Morreu Glynis Johns, última sobrevivente do cinema clássico britânico e de Hollywood
Teve uma carreira prolongada por mais de 60 anos, iniciada ainda nos anos 1930. É principalmente recordada pela interpretação da mãe feminista em Mary Poppins. Completara 100 anos em Outubro.
Foi o papel de Mrs. Winifred Banks, a mãe sufragista de Mary Poppins, o oscarizado filme de 1964 protagonizado por Julie Andrews, que lhe deu fama mundial, mas Glynis Johns, nascida numa família ligada ao mundo do espectáculo, guardava como presente mais memorável da sua longa carreira uma canção, Send in the clowns, composta por Stephen Sondheim para ela interpretar em A Little Night Music, musical da Broadway que lhe garantiu um prémio Tony em 1973. Assim o repetiu em Outubro último, quando completou cem anos, a actriz que morreu esta quinta-feira, de causas naturais, na casa de repouso em Los Angeles onde vivia.
Nascida em 5 de Outubro de 1923 em Pretória, África do Sul, no decorrer de uma digressão da companhia teatral a que pertenciam a mãe, Alyce Steele-Wareham, pianista, e o pai, Mervyn Johns, que se tornaria nos anos 1940 uma das estrelas do cinema britânico, Glynis Johns foi actriz desde o início.
Nos anos 1990, contava ao Los Angeles Times que gostaria de ter feito mil coisas diferentes na vida, que também gostaria de frequentado a universidade e ter-se tornado cientista, mas reconhecia que é impossível ser tudo na vida, e que, de facto, o contexto em que nasceu predefiniu o que seria o seu futuro. Como é que os pais lhe recusariam a oportunidade de contracenar com Laurence Olivier, recordava, só porque a pequena Glynis tinha de ir à escola?

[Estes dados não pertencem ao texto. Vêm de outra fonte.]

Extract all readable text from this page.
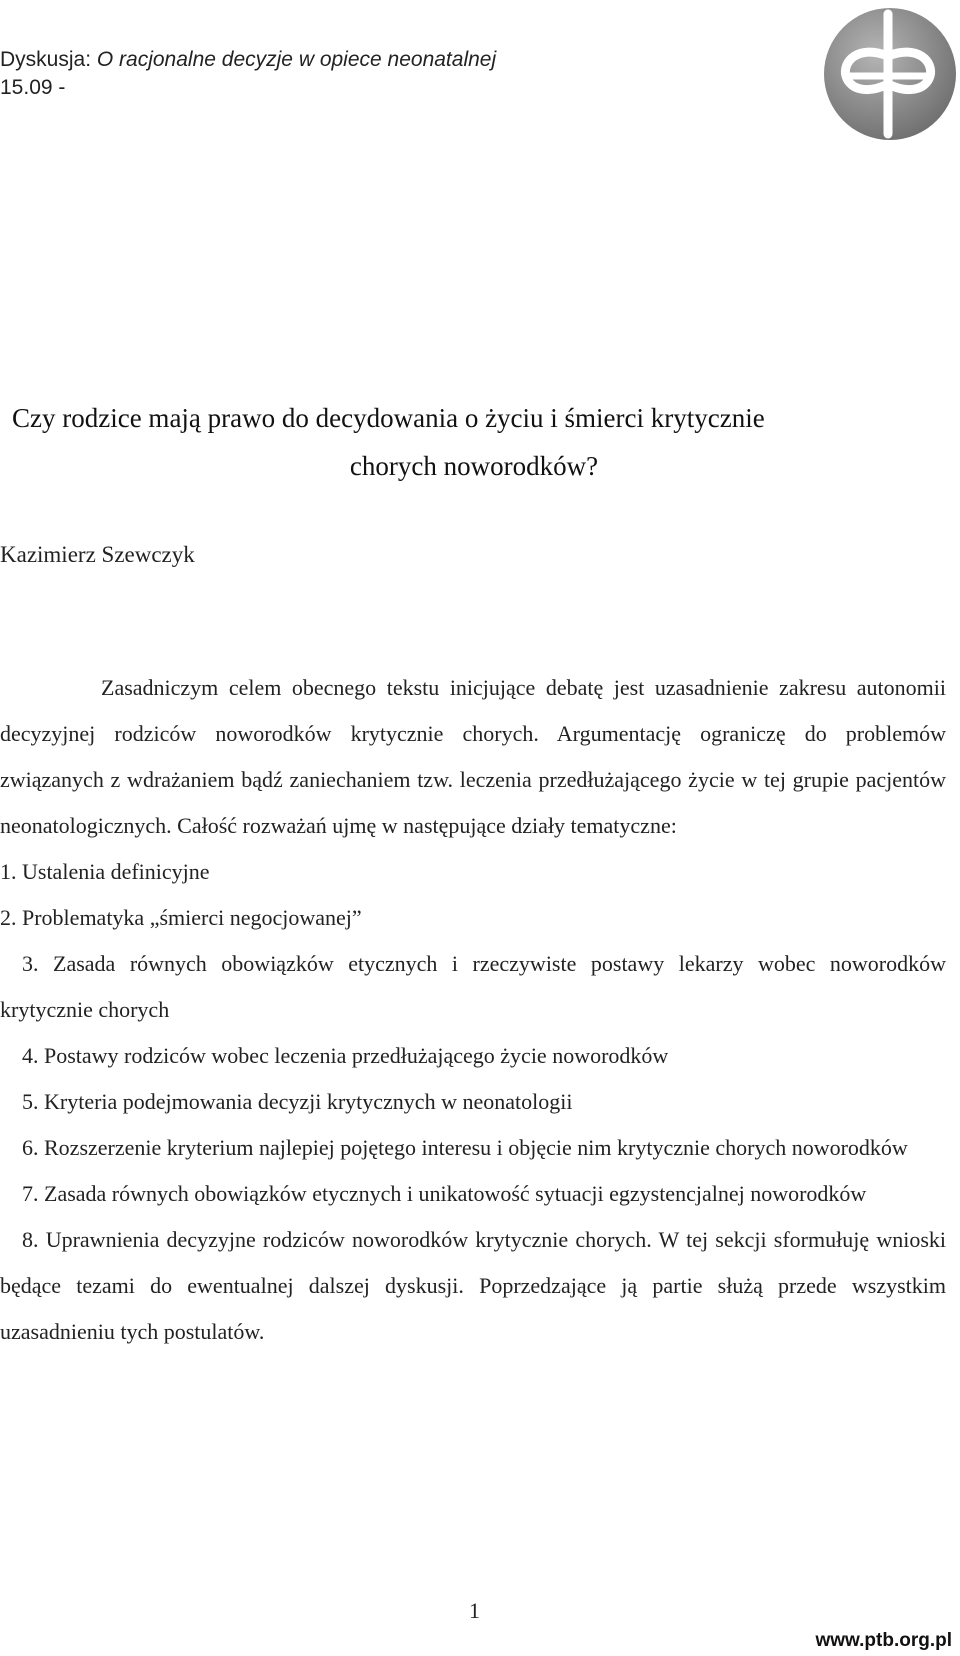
Dyskusja: O racjonalne decyzje w opiece neonatalnej
15.09 -
Czy rodzice mają prawo do decydowania o życiu i śmierci krytycznie
chorych noworodków?
Kazimierz Szewczyk

Zasadniczym celem obecnego tekstu inicjujące debatę jest uzasadnienie zakresu autonomii decyzyjnej rodziców noworodków krytycznie chorych. Argumentację ograniczę do problemów związanych z wdrażaniem bądź zaniechaniem tzw. leczenia przedłużającego życie w tej grupie pacjentów neonatologicznych. Całość rozważań ujmę w następujące działy tematyczne:

1. Ustalenia definicyjne

2. Problematyka „śmierci negocjowanej”

3. Zasada równych obowiązków etycznych i rzeczywiste postawy lekarzy wobec noworodków krytycznie chorych

4. Postawy rodziców wobec leczenia przedłużającego życie noworodków

5. Kryteria podejmowania decyzji krytycznych w neonatologii

6. Rozszerzenie kryterium najlepiej pojętego interesu i objęcie nim krytycznie chorych noworodków

7. Zasada równych obowiązków etycznych i unikatowość sytuacji egzystencjalnej noworodków

8. Uprawnienia decyzyjne rodziców noworodków krytycznie chorych. W tej sekcji sformułuję wnioski będące tezami do ewentualnej dalszej dyskusji. Poprzedzające ją partie służą przede wszystkim uzasadnieniu tych postulatów.

1
www.ptb.org.pl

Actuando em palco desde a infância, enquanto dançarina e actriz, teria a sua estreia no cinema em Inglaterra, aos 15 anos, em 1938, em South Riding, realizado por Victor Saville. Ganhou protagonismo na década seguinte, através de 49th Parallel, filme de guerra de 1941, com Laurence Olivier e realizado pela dupla Emeric Pressburger e Michael Powell, ou Miranda, comédia realizada por Kenneth Annakin em que surge como protagonista, encarnando uma sereia. Notada pela crítica e erguida a estrela pelo público inglês, chamaria a atenção de Hollywood, que começaria a convocá-la regularmente para rodagens nos Estados Unidos, mas também da Broadway, em cujos cartazes passa também a figurar, e da televisão — em 1963, chega mesmo a ter seu próprio programa no pequeno ecrã, Glynis, na CBS.
Um ano depois, estreava o filme pelo qual é mais recordada, Mary Poppins, a produção da Disney sobre uma peculiar ama, interpretada por Julie Andrews, em que Glynis surge no papel da mãe feminista, liberal na educação dos filhos. Mary Poppins foi um estrondoso sucesso no seu tempo e atravessou as décadas como um clássico intemporal. Uma década depois, em 1973, Sondheim compôs para ela o Send in the clowns de que tanto se orgulhava, no contexto do espectáculo A Little Night Music, pelo qual foi coberta de elogios. Não os suficientes, porém, para garantir o papel da respectiva adaptação cinematográfica – seria Elizabeth Taylor a escolhida para Música Numa Noite de Verão, estreado em 1977.
A actriz que, ao longo das suas mais de seis décadas de carreira, contracenou com Robert Mitchum, Deborah Kerr, Laurence Olivier ou Richard Burton, apareceu pela última vez no grande ecrã em Enquanto Dormias (1995), de John Turteltaub, com Sandra Bullock e Bill Pullman, e em Superstar (1999), de Bruce McCulloch, com Molly Shannon e Will Ferrell.
Em comunicado, o seu manager descreveu Glynis Johns como uma actriz que “abriu caminho na vida com inteligência, sagacidade e amor pelo espectáculo, tocando milhões de vidas”. Acrescentou: "Hoje é um dia sombrio para Hollywood. Não só lamentamos o falecimento da nossa querida Glynis, como o fim da idade de ouro de Hollywood”.